In 1987, he was living in Garland and had two kids, with a third on the way. One night, he was playing softball and attempted to catch a fly ball. He missed, and the ball hit him in the head.

Then, he began losing his footing at work, stumbling and falling against walls.

“They thought I was coming to work drunk,” Timmons said.

But the real culprit behind the misjudged fly ball and the stumbling turned out to be multiple sclerosis. At 31, he got the diagnosis.

“I was in shock to the point where there can be nothing said. This is a dream and I’m gonna wake up,” he said.

Timmons worked for another 10 years and then retired early because of his disabilities. The multiple sclerosis got progressively worse.

By 2001, he was spending more time in his wheelchair, but he was still active and ready to take on a new project. So he organized a high school reunion. Back then, he could pull himself out of his wheelchair to stand and sing with his barbershop quartet. A former classmate showed up at the reunion with a half-ounce of marijuana in a gift bag. He gave it to Timmons, hoping it might help him better cope with his disease.

“I thought, ‘Wow!’ What a nice thing to do for me. The first thing I noticed was that it made me a little more introspective. And, for the first time, I didn’t have to fight my muscle spasms and I was able to fall asleep more easily.”

Today, Timmons is no longer attending the Church of Christ.

“My passion is for God and for every approach to God in the history of the world,” he said. “I follow the teachings of Jesus.”
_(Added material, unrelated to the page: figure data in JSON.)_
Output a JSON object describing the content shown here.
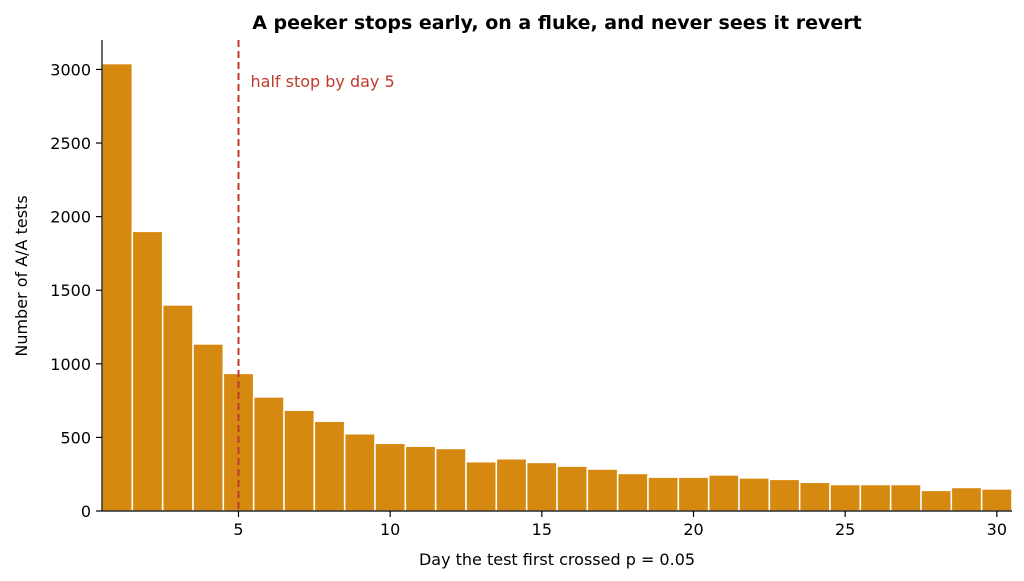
{
  "chart_data": {
    "type": "bar",
    "title": "A peeker stops early, on a fluke, and never sees it revert",
    "xlabel": "Day the test first crossed p = 0.05",
    "ylabel": "Number of A/A tests",
    "x": [
      1,
      2,
      3,
      4,
      5,
      6,
      7,
      8,
      9,
      10,
      11,
      12,
      13,
      14,
      15,
      16,
      17,
      18,
      19,
      20,
      21,
      22,
      23,
      24,
      25,
      26,
      27,
      28,
      29,
      30
    ],
    "values": [
      3040,
      1900,
      1400,
      1135,
      935,
      775,
      685,
      610,
      525,
      460,
      440,
      425,
      335,
      355,
      330,
      305,
      285,
      255,
      230,
      230,
      245,
      225,
      215,
      195,
      180,
      180,
      180,
      140,
      160,
      150
    ],
    "xlim": [
      0.5,
      30.5
    ],
    "ylim": [
      0,
      3200
    ],
    "xticks": [
      5,
      10,
      15,
      20,
      25,
      30
    ],
    "yticks": [
      0,
      500,
      1000,
      1500,
      2000,
      2500,
      3000
    ],
    "bar_color": "#d68910",
    "annotation": {
      "text": "half stop by day 5",
      "x": 5,
      "color": "#c0392b"
    },
    "grid": false
  }
}
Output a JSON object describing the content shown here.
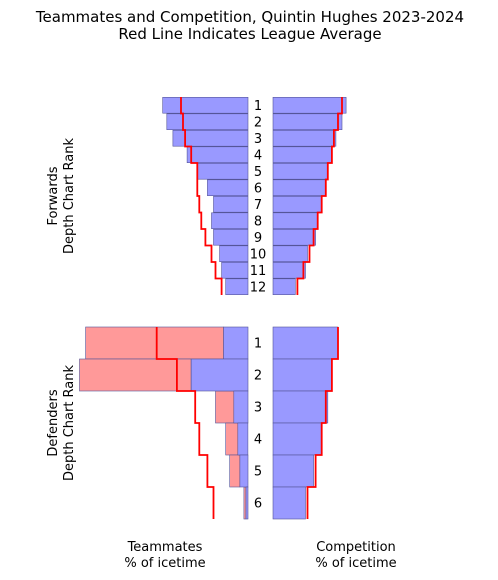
{
  "chart_data": {
    "type": "bar",
    "title": "Teammates and Competition, Quintin Hughes 2023-2024",
    "subtitle": "Red Line Indicates League Average",
    "xlabel_left": "Teammates\n% of icetime",
    "xlabel_right": "Competition\n% of icetime",
    "groups": [
      {
        "ylabel": "Forwards\nDepth Chart Rank",
        "ranks": [
          "1",
          "2",
          "3",
          "4",
          "5",
          "6",
          "7",
          "8",
          "9",
          "10",
          "11",
          "12"
        ],
        "series": [
          {
            "side": "teammates",
            "color": "#9999ff",
            "values": [
              42,
              40,
              37,
              30,
              25,
              20,
              17,
              18,
              17,
              14,
              13,
              11
            ]
          },
          {
            "side": "competition",
            "color": "#9999ff",
            "values": [
              36,
              34,
              31,
              29,
              27,
              26,
              24,
              22,
              21,
              17,
              16,
              11
            ]
          }
        ],
        "league_average": {
          "teammates": [
            33,
            32,
            31,
            28,
            25,
            25,
            24,
            23,
            21,
            18,
            16,
            13
          ],
          "competition": [
            34,
            32,
            30,
            29,
            27,
            26,
            24,
            22,
            20,
            18,
            15,
            12
          ]
        }
      },
      {
        "ylabel": "Defenders\nDepth Chart Rank",
        "ranks": [
          "1",
          "2",
          "3",
          "4",
          "5",
          "6"
        ],
        "series": [
          {
            "side": "teammates",
            "color": "#ff9999",
            "label": "extra",
            "values": [
              68,
              55,
              9,
              6,
              5,
              1
            ]
          },
          {
            "side": "teammates",
            "color": "#9999ff",
            "values": [
              12,
              28,
              7,
              5,
              4,
              1
            ]
          },
          {
            "side": "competition",
            "color": "#9999ff",
            "values": [
              32,
              29,
              27,
              24,
              20,
              16
            ]
          }
        ],
        "league_average": {
          "teammates": [
            45,
            35,
            26,
            24,
            20,
            17
          ],
          "competition": [
            32,
            29,
            26,
            24,
            21,
            17
          ]
        }
      }
    ],
    "colors": {
      "bar": "#9999ff",
      "bar_edge": "#555599",
      "highlight": "#ff9999",
      "average_line": "#ff0000"
    }
  }
}
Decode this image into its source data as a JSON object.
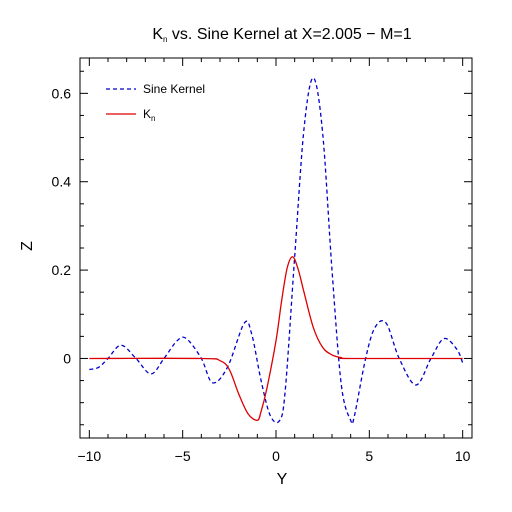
{
  "chart_data": {
    "type": "line",
    "title": {
      "main": "K",
      "sub": "n",
      "rest": " vs. Sine Kernel at X=2.005 − M=1"
    },
    "xlabel": "Y",
    "ylabel": "Z",
    "xlim": [
      -10.5,
      10.5
    ],
    "ylim": [
      -0.18,
      0.68
    ],
    "xticks": [
      -10,
      -5,
      0,
      5,
      10
    ],
    "xtick_labels": [
      "−10",
      "−5",
      "0",
      "5",
      "10"
    ],
    "yticks": [
      0,
      0.2,
      0.4,
      0.6
    ],
    "ytick_labels": [
      "0",
      "0.2",
      "0.4",
      "0.6"
    ],
    "grid": false,
    "legend_position": "top-left",
    "series": [
      {
        "name": "Sine Kernel",
        "color": "#0000cc",
        "style": "dashed",
        "x": [
          -10,
          -9.5,
          -9,
          -8.3,
          -7.5,
          -6.7,
          -6,
          -5.3,
          -4.8,
          -4,
          -3.4,
          -2.6,
          -1.7,
          -1.3,
          -0.8,
          -0.3,
          0.2,
          0.5,
          1.0,
          1.5,
          2.0,
          2.5,
          3.0,
          3.5,
          4.0,
          4.2,
          4.8,
          5.3,
          5.9,
          6.6,
          7.5,
          8.3,
          9.0,
          9.7,
          10.0
        ],
        "y": [
          -0.025,
          -0.02,
          0.0,
          0.03,
          0.0,
          -0.035,
          0.0,
          0.04,
          0.045,
          0.0,
          -0.055,
          -0.02,
          0.08,
          0.055,
          -0.05,
          -0.13,
          -0.14,
          -0.07,
          0.23,
          0.52,
          0.635,
          0.51,
          0.2,
          -0.06,
          -0.14,
          -0.13,
          0.0,
          0.07,
          0.08,
          0.0,
          -0.06,
          0.0,
          0.045,
          0.02,
          -0.01
        ]
      },
      {
        "name": "K",
        "name_sub": "n",
        "color": "#dd0000",
        "style": "solid",
        "x": [
          -10,
          -4.0,
          -3.0,
          -2.5,
          -2.0,
          -1.5,
          -1.0,
          -0.8,
          -0.5,
          0.0,
          0.3,
          0.6,
          0.9,
          1.2,
          1.5,
          2.0,
          2.5,
          3.0,
          3.5,
          4.0,
          10.0
        ],
        "y": [
          0.0,
          0.0,
          -0.005,
          -0.025,
          -0.08,
          -0.125,
          -0.14,
          -0.12,
          -0.07,
          0.04,
          0.13,
          0.205,
          0.23,
          0.2,
          0.15,
          0.07,
          0.025,
          0.008,
          0.002,
          0.0,
          0.0
        ]
      }
    ]
  }
}
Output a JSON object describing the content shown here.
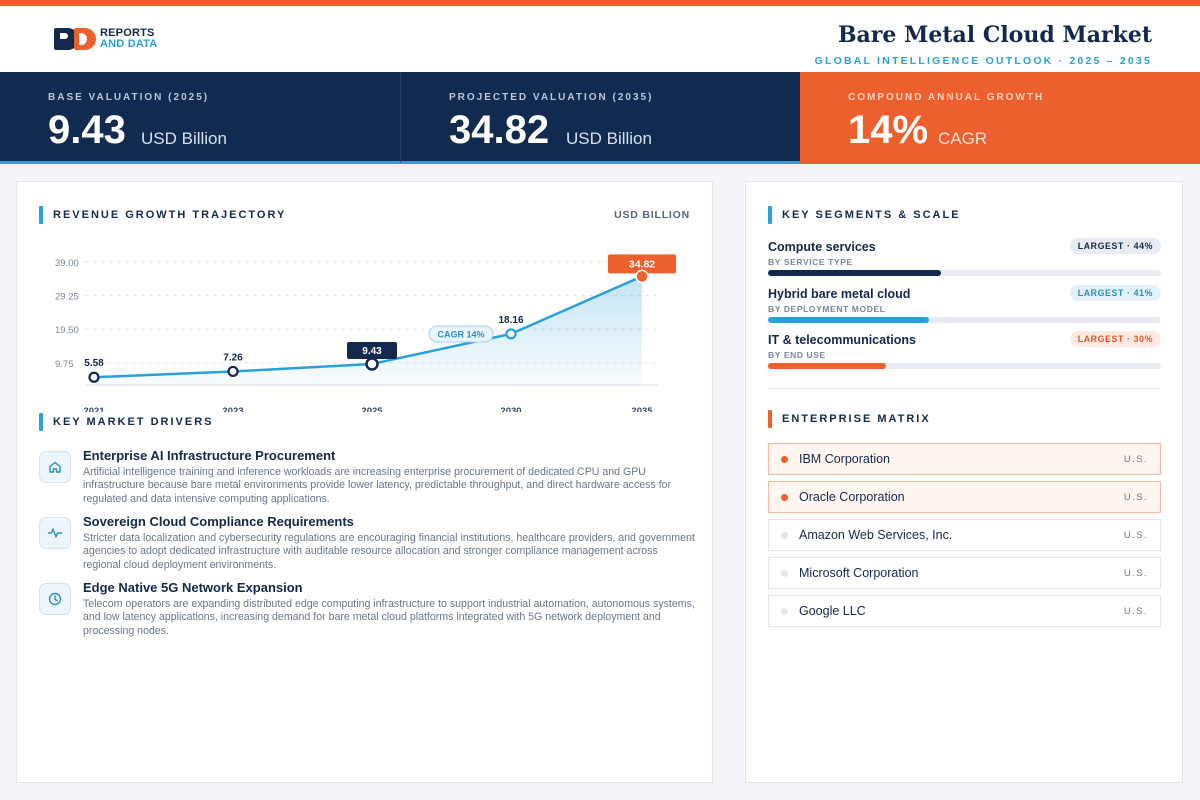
{
  "brand": {
    "line1": "REPORTS",
    "line2": "AND DATA"
  },
  "header": {
    "title": "Bare Metal Cloud Market",
    "subtitle": "GLOBAL INTELLIGENCE OUTLOOK  ·  2025 – 2035"
  },
  "kpis": [
    {
      "label": "BASE VALUATION (2025)",
      "value": "9.43",
      "unit": "USD Billion"
    },
    {
      "label": "PROJECTED VALUATION (2035)",
      "value": "34.82",
      "unit": "USD Billion"
    },
    {
      "label": "COMPOUND ANNUAL GROWTH",
      "value": "14%",
      "unit": "CAGR"
    }
  ],
  "trajectory": {
    "title": "REVENUE GROWTH TRAJECTORY",
    "unit_label": "USD BILLION"
  },
  "chart_data": {
    "type": "line",
    "x": [
      "2021",
      "2023",
      "2025",
      "2030",
      "2035"
    ],
    "values": [
      5.58,
      7.26,
      9.43,
      18.16,
      34.82
    ],
    "value_labels": [
      "5.58",
      "7.26",
      "9.43",
      "18.16",
      "34.82"
    ],
    "y_ticks": [
      9.75,
      19.5,
      29.25,
      39.0
    ],
    "y_tick_labels": [
      "9.75",
      "19.50",
      "29.25",
      "39.00"
    ],
    "ylim": [
      0,
      39.0
    ],
    "annotation": "CAGR 14%",
    "grid": true,
    "colors": {
      "line": "#2aa0d8",
      "highlight": "#ee5f2e",
      "base": "#13284d"
    }
  },
  "drivers": {
    "title": "KEY MARKET DRIVERS",
    "items": [
      {
        "icon": "home-icon",
        "title": "Enterprise AI Infrastructure Procurement",
        "desc": "Artificial intelligence training and inference workloads are increasing enterprise procurement of dedicated CPU and GPU infrastructure because bare metal environments provide lower latency, predictable throughput, and direct hardware access for regulated and data intensive computing applications."
      },
      {
        "icon": "activity-icon",
        "title": "Sovereign Cloud Compliance Requirements",
        "desc": "Stricter data localization and cybersecurity regulations are encouraging financial institutions, healthcare providers, and government agencies to adopt dedicated infrastructure with auditable resource allocation and stronger compliance management across regional cloud deployment environments."
      },
      {
        "icon": "clock-icon",
        "title": "Edge Native 5G Network Expansion",
        "desc": "Telecom operators are expanding distributed edge computing infrastructure to support industrial automation, autonomous systems, and low latency applications, increasing demand for bare metal cloud platforms integrated with 5G network deployment and processing nodes."
      }
    ]
  },
  "segments": {
    "title": "KEY SEGMENTS & SCALE",
    "items": [
      {
        "name": "Compute services",
        "sub": "BY SERVICE TYPE",
        "badge": "LARGEST · 44%",
        "share": 0.44,
        "color": "#13284d",
        "badge_bg": "#e8ecf2",
        "badge_fg": "#13284d"
      },
      {
        "name": "Hybrid bare metal cloud",
        "sub": "BY DEPLOYMENT MODEL",
        "badge": "LARGEST · 41%",
        "share": 0.41,
        "color": "#2aa0d8",
        "badge_bg": "#e3f2fa",
        "badge_fg": "#2a8fc4"
      },
      {
        "name": "IT & telecommunications",
        "sub": "BY END USE",
        "badge": "LARGEST · 30%",
        "share": 0.3,
        "color": "#ee5f2e",
        "badge_bg": "#fdebe3",
        "badge_fg": "#e0582b"
      }
    ]
  },
  "matrix": {
    "title": "ENTERPRISE MATRIX",
    "items": [
      {
        "name": "IBM Corporation",
        "country": "U.S.",
        "highlight": true
      },
      {
        "name": "Oracle Corporation",
        "country": "U.S.",
        "highlight": true
      },
      {
        "name": "Amazon Web Services, Inc.",
        "country": "U.S.",
        "highlight": false
      },
      {
        "name": "Microsoft Corporation",
        "country": "U.S.",
        "highlight": false
      },
      {
        "name": "Google LLC",
        "country": "U.S.",
        "highlight": false
      }
    ]
  }
}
And he’s ready to go to Austin next year and tell his story to lawmakers, the story of a political conservative who once was judgmental about other people and who now believes in the right of an individual to find comfort through smoking pot.

“For me,” he said, “my ultimate goal is to make anything I do the biggest show on earth.” TIM TIMMONS BIOGRAPHY

Age: 54

Born: St. Petersburg, Fla.

Current Home: Garland

Status: married; children

Education: business degree from University of North Texas

Profession: insurance services executive, retired

Disability: multiple sclerosis

Passion: legalization of medical marijuana

He says: “I want to be a part of the procession of life.”